Long Meg, the Bronze Age Circle North of Penrith, is the third largest stone circle in Britain and originally consisted of an estimated 70 stones. It dates from around 2,000-900 BC. These stones have now been reduced to 59 of which only 27 are still standing. The stones are known as Long Meg and her daughters, who were believed to be a coven of witches. While holding their sabat, a 13th century Scottish wizard, one Michael Scott, came across them and turned them to stone. That spell would only be broken – and the witches freed – when someone counted the stones more than once and reached the same total both times, this apparently being impossible to do. Other tales are associated with the stones, one being that, should Long Meg ever be broken, it (she) would run red with blood. There is one recorded instance of a local landowner attempting to remove some of the stones (the daughters) for use as milestones. Shortly after starting this work, on a clear, sunny day, violent storms broke out and the workmen were forced to abandon their work and flee for their lives. No-one ever attempted this again.
Swinside, located five miles north of Millom, is another stone circle, again with the legend that the stones can not be counted accurately twice in succession. Legend has it that the site had once been chosen for a church but, each time the foundations began to be laid, the day’s labours were destroyed by the devil, the foundations being buried under the soil. After a while the workers gave up and the church was built elsewhere.
Fiddleback Farm, near Wigton: Many people have passed this unusually designed building at the roadside on the A595 from Carlisle to Whitehaven. It was built about 300 years ago, in the shape of a fiddle, by an eccentric land-owner. During renovations a few years ago, the skeleton of a cat was uncovered above one of the entrances. Apparently, this was an old custom as a cat was interred in such a place in order to keep witches out.

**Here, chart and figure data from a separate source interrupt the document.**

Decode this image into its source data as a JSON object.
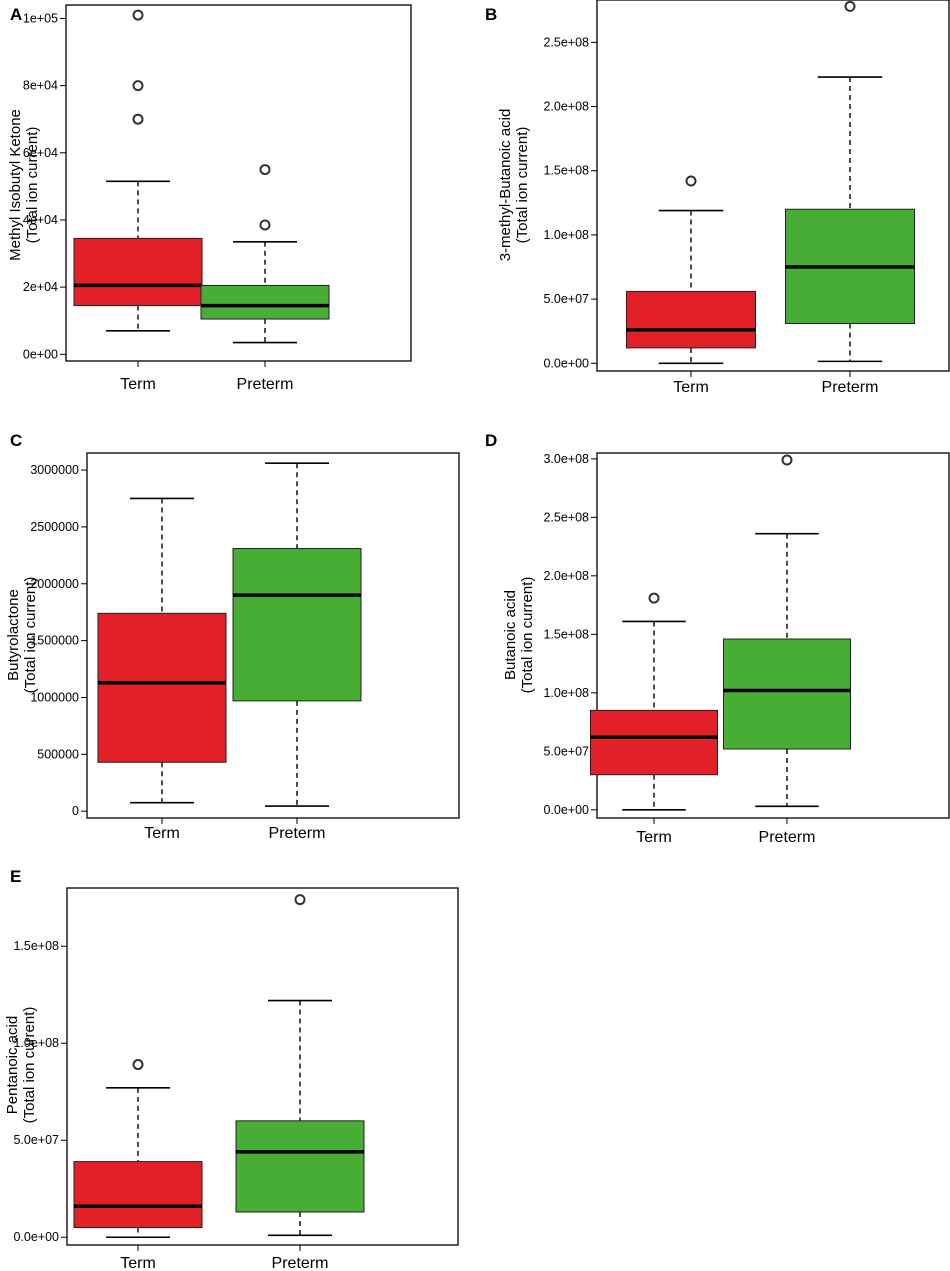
{
  "figure": {
    "colors": {
      "term": "#e32027",
      "preterm": "#47ad35",
      "median": "#000000",
      "frame": "#000000"
    }
  },
  "chart_data": [
    {
      "type": "box",
      "panel": "A",
      "ylabel_line1": "Methyl Isobutyl Ketone",
      "ylabel_line2": "(Total ion current)",
      "categories": [
        "Term",
        "Preterm"
      ],
      "ylim": [
        -2000,
        104000
      ],
      "yticks": [
        0,
        20000,
        40000,
        60000,
        80000,
        100000
      ],
      "ytick_labels": [
        "0e+00",
        "2e+04",
        "4e+04",
        "6e+04",
        "8e+04",
        "1e+05"
      ],
      "series": [
        {
          "name": "Term",
          "color": "#e32027",
          "whisker_low": 7000,
          "q1": 14500,
          "median": 20500,
          "q3": 34500,
          "whisker_high": 51500,
          "outliers": [
            70000,
            80000,
            101000
          ]
        },
        {
          "name": "Preterm",
          "color": "#47ad35",
          "whisker_low": 3500,
          "q1": 10500,
          "median": 14500,
          "q3": 20500,
          "whisker_high": 33500,
          "outliers": [
            38500,
            55000
          ]
        }
      ]
    },
    {
      "type": "box",
      "panel": "B",
      "ylabel_line1": "3-methyl-Butanoic acid",
      "ylabel_line2": "(Total ion current)",
      "categories": [
        "Term",
        "Preterm"
      ],
      "ylim": [
        -6000000,
        283000000
      ],
      "yticks": [
        0,
        50000000,
        100000000,
        150000000,
        200000000,
        250000000
      ],
      "ytick_labels": [
        "0.0e+00",
        "5.0e+07",
        "1.0e+08",
        "1.5e+08",
        "2.0e+08",
        "2.5e+08"
      ],
      "series": [
        {
          "name": "Term",
          "color": "#e32027",
          "whisker_low": 0,
          "q1": 12000000,
          "median": 26000000,
          "q3": 56000000,
          "whisker_high": 119000000,
          "outliers": [
            142000000
          ]
        },
        {
          "name": "Preterm",
          "color": "#47ad35",
          "whisker_low": 1500000,
          "q1": 31000000,
          "median": 75000000,
          "q3": 120000000,
          "whisker_high": 223000000,
          "outliers": [
            278000000
          ]
        }
      ]
    },
    {
      "type": "box",
      "panel": "C",
      "ylabel_line1": "Butyrolactone",
      "ylabel_line2": "(Total ion current)",
      "categories": [
        "Term",
        "Preterm"
      ],
      "ylim": [
        -60000,
        3150000
      ],
      "yticks": [
        0,
        500000,
        1000000,
        1500000,
        2000000,
        2500000,
        3000000
      ],
      "ytick_labels": [
        "0",
        "500000",
        "1000000",
        "1500000",
        "2000000",
        "2500000",
        "3000000"
      ],
      "series": [
        {
          "name": "Term",
          "color": "#e32027",
          "whisker_low": 75000,
          "q1": 430000,
          "median": 1130000,
          "q3": 1740000,
          "whisker_high": 2750000,
          "outliers": []
        },
        {
          "name": "Preterm",
          "color": "#47ad35",
          "whisker_low": 45000,
          "q1": 970000,
          "median": 1900000,
          "q3": 2310000,
          "whisker_high": 3060000,
          "outliers": []
        }
      ]
    },
    {
      "type": "box",
      "panel": "D",
      "ylabel_line1": "Butanoic acid",
      "ylabel_line2": "(Total ion current)",
      "categories": [
        "Term",
        "Preterm"
      ],
      "ylim": [
        -7000000,
        305000000
      ],
      "yticks": [
        0,
        50000000,
        100000000,
        150000000,
        200000000,
        250000000,
        300000000
      ],
      "ytick_labels": [
        "0.0e+00",
        "5.0e+07",
        "1.0e+08",
        "1.5e+08",
        "2.0e+08",
        "2.5e+08",
        "3.0e+08"
      ],
      "series": [
        {
          "name": "Term",
          "color": "#e32027",
          "whisker_low": 0,
          "q1": 30000000,
          "median": 62000000,
          "q3": 85000000,
          "whisker_high": 161000000,
          "outliers": [
            181000000
          ]
        },
        {
          "name": "Preterm",
          "color": "#47ad35",
          "whisker_low": 3000000,
          "q1": 52000000,
          "median": 102000000,
          "q3": 146000000,
          "whisker_high": 236000000,
          "outliers": [
            299000000
          ]
        }
      ]
    },
    {
      "type": "box",
      "panel": "E",
      "ylabel_line1": "Pentanoic acid",
      "ylabel_line2": "(Total ion current)",
      "categories": [
        "Term",
        "Preterm"
      ],
      "ylim": [
        -4000000,
        180000000
      ],
      "yticks": [
        0,
        50000000,
        100000000,
        150000000
      ],
      "ytick_labels": [
        "0.0e+00",
        "5.0e+07",
        "1.0e+08",
        "1.5e+08"
      ],
      "series": [
        {
          "name": "Term",
          "color": "#e32027",
          "whisker_low": 0,
          "q1": 5000000,
          "median": 16000000,
          "q3": 39000000,
          "whisker_high": 77000000,
          "outliers": [
            89000000
          ]
        },
        {
          "name": "Preterm",
          "color": "#47ad35",
          "whisker_low": 1000000,
          "q1": 13000000,
          "median": 44000000,
          "q3": 60000000,
          "whisker_high": 122000000,
          "outliers": [
            174000000
          ]
        }
      ]
    }
  ]
}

The Green Man: are found throughout the country, though, for some reason, only rarely in Cumbria. These stone carvings are generally recognised as benign and cheerful – even noble. However, in Cumbria, where they are few and far between, they are viewed as figures of evil. They can be found on the following Churches: Crosby Garret, Cartmel and Gosforth Churches and carved in the capitals of pillars in the nave of Carlisle Cathedral. One of special interest can be found in the Cathedral Treasury; there, a roof-boss dating back to the 15th century, depicts a Green Man with a squint. A squint was, at one time, viewed as the ‘evil eye’, being proof of possession of a witch’s power to cast spells. An even better example of an (evil) Green Man can be found at the Parish Church of Preston Patrick, near Kendal. Carved on the corbell – a representation in stone of a basket of flowers – is a humanoid Green Man, with prominent brow ridges and cheek-bones, a ‘bruiser’s’ nose and thick lips. On one side, emerging from its tail, is a fiend with tongue extended (a symbol of lying); and, on the other side, a spray of foliage comes out of the mouth and, on the end of it, there is an owl with a cloven hoof, clearly an indication of the devil.
At Lowther Church, near Penrith, there is also a Green Man on a capital of a 12th Century pier. This one is depicted as a fiend with stubby horns and extended tongue, with foliage issuing from its mouth.
Presumably, the vines and foliage are meant to symbolise fertility, as the Green Man was recognised, in pre-Christian days, as a symbol of such. In fact, these symbols were adopted in part by the Christian church to symbolise resurrection. Perhaps the interpretation in Cumbria of the Green Man being viewed as a figure of evil is because paganism remained rooted in Cumbria for much longer than other parts of the country.
So, even with the humorous celebration of Halloween we are still, after all, not too far removed from the superstitions of our forebears.